La práctica me enseñó que los sentimientos, como al parecer ocurre con las prolongaciones del cuerpo humano, se recomponen. En mis sucesivas viviendas no había libros, pero procuraba que no faltaran las flores, otro artículo entrañable que, a diferencia de los libros, lleva incorporada la fugacidad. Más tarde, cuando alcancé cierto grado de estabilidad, acumulé algunos libros, pero no perdí la higiénica costumbre de desprenderme de la mayoría. Una pared limpia no parece menos acogedora que una pared cubierta de estanterías. Y por lo que se refiere a la utilidad de la biblioteca personal, lo considero nulo o poco menos. He visto bibliotecas personales especializadas, arduamente construidas a lo largo de toda una vida, que luego alguna institución pública se aviene a heredar de mala gana. Salvo estos casos contados, una biblioteca personal es un mapa confuso del peregrinaje intelectual de su dueño: cambios bruscos de gustos e intereses, propósitos abandonados, palos de ciego y una buena dosis de azar.
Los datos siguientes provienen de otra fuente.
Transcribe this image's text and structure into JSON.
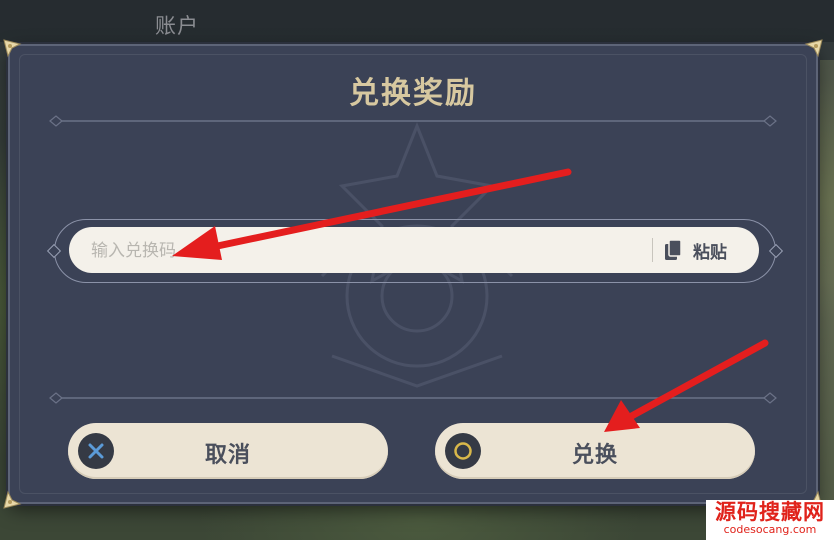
{
  "header": {
    "account_label": "账户"
  },
  "dialog": {
    "title": "兑换奖励",
    "input": {
      "placeholder": "输入兑换码",
      "value": ""
    },
    "paste_label": "粘贴",
    "cancel_label": "取消",
    "redeem_label": "兑换"
  },
  "watermark": {
    "main": "源码搜藏网",
    "sub": "codesocang.com"
  },
  "colors": {
    "dialog_bg": "#3b4256",
    "title": "#d7c8a0",
    "button_bg": "#ece4d4",
    "cancel_icon": "#5b9bd8",
    "redeem_icon": "#d9b84a",
    "annotation_arrow": "#e41e1e"
  },
  "icons": {
    "cancel": "cross-icon",
    "redeem": "circle-icon",
    "paste": "clipboard-icon"
  }
}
A lo sumo, testimonio de una cierta solidez de criterio, de amplitud de miras, de cultura general. Antiguamente, el que nacía en una casa provista de una biblioteca, tenía a su alcance un territorio por explorar. La biografía de algunas personas de mérito incluye el episodio de descubrimientos venturosos. Pero como pasa también en otros aspectos del desarrollo juvenil, lo que uno tiene en casa suscita menos interés de lo que hay en casa del vecino. En mi caso, recuerdo haber sentido curiosidad por los libros que veía en bibliotecas ajenas, pero no en la que habían hecho mis padres. Quizás sí que soy un desalmado. La gente normal tiene apego por sus libros, como por sus amigos. Yo también, pero a mi modo. Por más afecto que les tenga, no me gustaría convivir con ellos. Prefiero perderlos de vista, reencontrarlos, comparar lo que el paso del tiempo ha cambiado en cada uno. Hay algo morboso en releer un libro que lleva años envejeciendo ante mis ojos. Prefiero volver a comprarlo, nuevo, con el papel blanco, bien encuadernado, sin una mota de polvo, como la primera vez que lo leí. Hasta entonces, todos los libros que he leído, siguen en mi memoria. La inmensa mayoría aparentemente olvidados. No importa. Soy lo que ellos me aportaron en su momento. Y también pueden reaparecer de repente, con una claridad deslumbrante, como si los acabara de leer.